NHS board financial governance — Five simple steps towards averting an unanticipated financial crisis has been saved
NHS board financial governance — Five simple steps towards averting an unanticipated financial crisis
Is your organisation ready?
A Deloitte point of view which sets-out five steps, together with a self-assessment, which will enable your board to review the strength of its financial governance and preparedness to avert an unanticipated financial crisis.
- The underlying deficit for the NHS was over £1 billion in 2018/19. These financial pressures are unlikely to ease any time soon as NHS providers grapple with continuing funding constraints, burgeoning costs and unrelenting demand for NHS services.
- Even the strongest boards are susceptible to financial difficulties which could ultimately cast doubt over their long term financial sustainability. However, those with strong financial governance, who closely monitor, pre-empt and actively manage their financial situation, will have the greatest chance of thriving.
- Unfortunately, we have observed several instances where weaknesses in financial governance have led to a financial crisis, surprising unsuspecting board members.
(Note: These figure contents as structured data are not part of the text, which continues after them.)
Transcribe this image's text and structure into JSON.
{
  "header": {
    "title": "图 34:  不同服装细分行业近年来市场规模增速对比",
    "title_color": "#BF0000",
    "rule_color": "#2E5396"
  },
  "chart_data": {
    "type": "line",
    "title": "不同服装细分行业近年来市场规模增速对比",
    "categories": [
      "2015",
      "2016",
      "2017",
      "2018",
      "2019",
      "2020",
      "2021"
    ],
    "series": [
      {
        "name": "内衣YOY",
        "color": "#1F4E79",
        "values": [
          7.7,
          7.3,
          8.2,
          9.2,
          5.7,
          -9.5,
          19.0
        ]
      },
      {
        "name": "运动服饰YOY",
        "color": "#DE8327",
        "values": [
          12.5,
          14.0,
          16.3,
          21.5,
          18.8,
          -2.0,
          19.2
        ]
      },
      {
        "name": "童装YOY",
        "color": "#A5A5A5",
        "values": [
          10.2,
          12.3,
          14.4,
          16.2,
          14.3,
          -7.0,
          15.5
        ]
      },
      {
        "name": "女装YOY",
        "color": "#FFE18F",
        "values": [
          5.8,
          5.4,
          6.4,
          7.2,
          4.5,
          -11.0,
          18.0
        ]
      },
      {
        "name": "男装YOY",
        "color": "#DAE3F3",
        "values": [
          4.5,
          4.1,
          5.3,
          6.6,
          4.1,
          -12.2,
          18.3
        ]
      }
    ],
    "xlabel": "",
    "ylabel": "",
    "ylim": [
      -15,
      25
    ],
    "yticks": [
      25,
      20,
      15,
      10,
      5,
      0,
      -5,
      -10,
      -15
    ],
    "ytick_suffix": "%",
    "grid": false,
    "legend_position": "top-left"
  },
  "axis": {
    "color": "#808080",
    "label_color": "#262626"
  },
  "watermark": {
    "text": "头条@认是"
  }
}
Our experience shows that these NHS organisations share many similar characteristics, with the same mistakes made time after time.
- As a result, we have identified five key steps which, if followed, whilst not eliminating the possibility of a financial crisis occurring, can strengthen financial governance and reduce the risk that a board will find itself facing an unexpected financial crisis.
Our key finding
- There should be joint executive accountability for financial performance - All Executive Directors (EDs) have a corporate responsibility for the finances and it is critical that the CEO, with support from the Chair, sets the tone and expectations regarding joint responsibility for the finances. This should include actively encouraging wider ED accountability for financial performance in board, committee and executive forums. Financial training should also be provided to EDs where required. This will promote a culture of joint-accountability and also ensure all EDs have good awareness regarding the financial position.
- Finance should be covered by the full board - It is critical that the quality of verbal and written reports from the finance committee chair are crisp, clear and unambiguous and the finance agenda receives appropriate attention at board meetings (public and private), and board seminars, to provide sufficient visibility to all Non-Executive Directors (NEDs). Specifically, NEDs not sitting on the finance committee should ensure they have access to the monthly finance report, which should be discussed formally in reasonable detail at every board meeting.
- Be prepared to challenge and change board financial reporting - It is critical that financial reports serve the needs of a diverse range of non-financial board members and clearly set-out a concise snapshot of the provider’s financial health, addressing the various points highlighted above. If they do not then board members need to be prepared to challenge and change.
- The board should think underlying position and cash flow - It is critical that one-off earnings adjustments and cash flow management techniques being used are made explicit to the board. This should include ongoing analysis of underlying financial performance and the timeliness of payments to creditors.
- Actively seek ‘soft’ intelligence regarding financial performance - It is imperative that NEDs find opportunities to engage with staff to gain ‘soft intelligence’ regarding pressures within the organisation. This should include general staff engagement activities but also chairs of the audit and finance committees periodically meeting with members of staff from the finance department to gauge sentiment.
While relentless financial pressures have become a fact of life in the NHS, following the five steps in this point of view will strengthen your financial governance and significantly increase the probability that your organisation will successfully identify and manage the problem before it becomes a crisis.
In our experience there is a wide variation in how proactively these steps are followed. The self-assessment will provide you with an indication of how strong your financial governance is and how prepared your board is to pre-empt a looming financial crisis.
Deloitte expert viewpoint
‘We have observed several instances where weaknesses in financial governance have led to a financial crisis, surprising unsuspecting board members. By which point it was too late to tackle the sources of the deficit effectively, and required emergency intervention and support from regulators. It also led to a breakdown in trust amongst board members and dysfunctional boards at a time when they needed to be operating at their best’.